Thursday 5 June 2014

Making the jump from short story to novel

Many ubergroupers I know and love are afraid they will never finish their novel. Earlier today, @Eliseliu confessed:

I definitely write more than half an hour a day! - but not on the novel. Huge writer's block right now in terms of plot. I've always been a 'pantser' and so the practice of writing into the unknown of an entire book (as opposed to a short story) confounds me.

I think this is a feeling many writers share, and so I wanted to repeat here what I found myself telling her:


FWIW - I pantsed, in the biggest sense of the word, the universe of my novel for 4 years. I'm a long-form improv actor, so I developed the shit out of every character and aspect of the world as if it were environmental theatre, and THEN I picked a plot I wanted to focus on out of it last summer.

The problem I see here is a misplaced expectation that everything you write when pantsing will go into the final product, and discouragement when that's not the case.
With clothing, cloth is woven in a big square before you cut out the shapes that make the final piece, and there are scraps left over. With cooking, you make the sauce in a pan before some of it goes on the plate. (Baking is easier to visualise - you make a big sheet cake and then cut out the circles you stack for the cake, or you roll out the dough and the cut out shapes with a cookie cutter.) There are also scraps. With construction, someone fells the tree and rips the lumber down to manageable pieces before you cut off the bits you need to go into the house.

There are ALWAYS scraps and THAT IS OKAY.

I think people who feel like you do, Elise, can't bear to see that scrap bit of wood/cookiedough/fabric get thrown away,  because dammit, you MADE that. You made ALL the dough / wove all the fabric, etc.

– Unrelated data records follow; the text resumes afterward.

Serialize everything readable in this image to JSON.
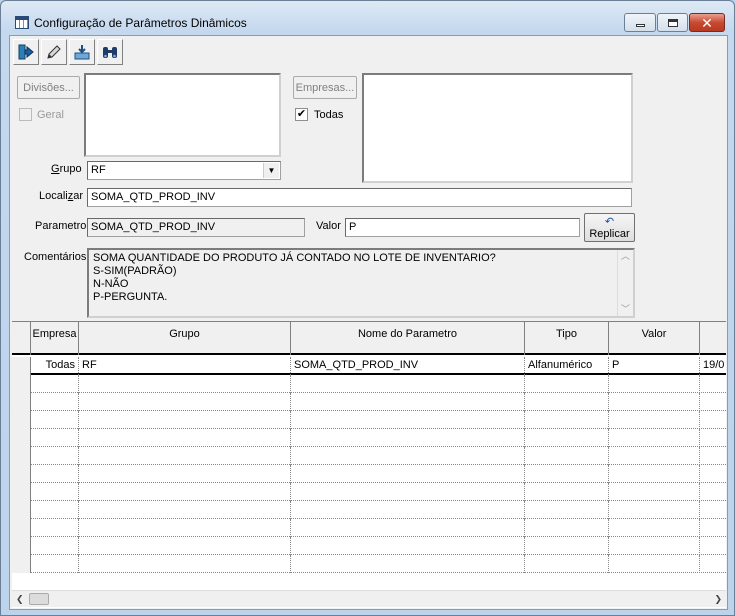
{
  "window": {
    "title": "Configuração de Parâmetros Dinâmicos"
  },
  "toolbar": {
    "icons": [
      "exit-icon",
      "edit-icon",
      "import-icon",
      "binoculars-icon"
    ]
  },
  "form": {
    "divisoes_label": "Divisões...",
    "geral_label": "Geral",
    "empresas_label": "Empresas...",
    "todas_label": "Todas",
    "todas_checked": "✔",
    "grupo_label": "Grupo",
    "grupo_value": "RF",
    "localizar_label": "Localizar",
    "localizar_value": "SOMA_QTD_PROD_INV",
    "parametro_label": "Parametro",
    "parametro_value": "SOMA_QTD_PROD_INV",
    "valor_label": "Valor",
    "valor_value": "P",
    "replicar_label": "Replicar",
    "comentarios_label": "Comentários",
    "comentarios_lines": [
      "SOMA QUANTIDADE DO PRODUTO JÁ CONTADO NO LOTE DE INVENTARIO?",
      "S-SIM(PADRÃO)",
      "N-NÃO",
      "P-PERGUNTA."
    ]
  },
  "grid": {
    "columns": [
      "Empresa",
      "Grupo",
      "Nome do Parametro",
      "Tipo",
      "Valor",
      ""
    ],
    "rows": [
      [
        "Todas",
        "RF",
        "SOMA_QTD_PROD_INV",
        "Alfanumérico",
        "P",
        "19/0"
      ]
    ]
  },
  "colors": {
    "title_bar": "#c4d8ee",
    "client_bg": "#f0f0f0",
    "close_button": "#c84a30"
  }
}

But you don't get haute couture by lumping ALL THE FABRIC ON THE BOLT together on the model and throwing a tantrum when someone says "that looks like a cross between a toga and a potato sack, you might have to use less there." If you re-use the bits of dough by kneading them together again, you'll overwork the gluten and it will be hard as a rock. And lets not even get into how much a house won't stand or a boat won't float if you refuse to cut the lumber to size.

Pants your happy little ass off with your novel idea, going into it with the recognition that you are just creating a stock of raw materials. Then plot - as in, draw a blue print/calculate a recipie/design a pattern for your house/cookies/dress.  Then use what you need, which may not be all the wood in the truck / flour in the bin / buttons in the box.

You can always save the rest for another project. 

I've never believed "pantsing vs plotting" to be a binary thing.  Both have their uses, and they work particularly well together.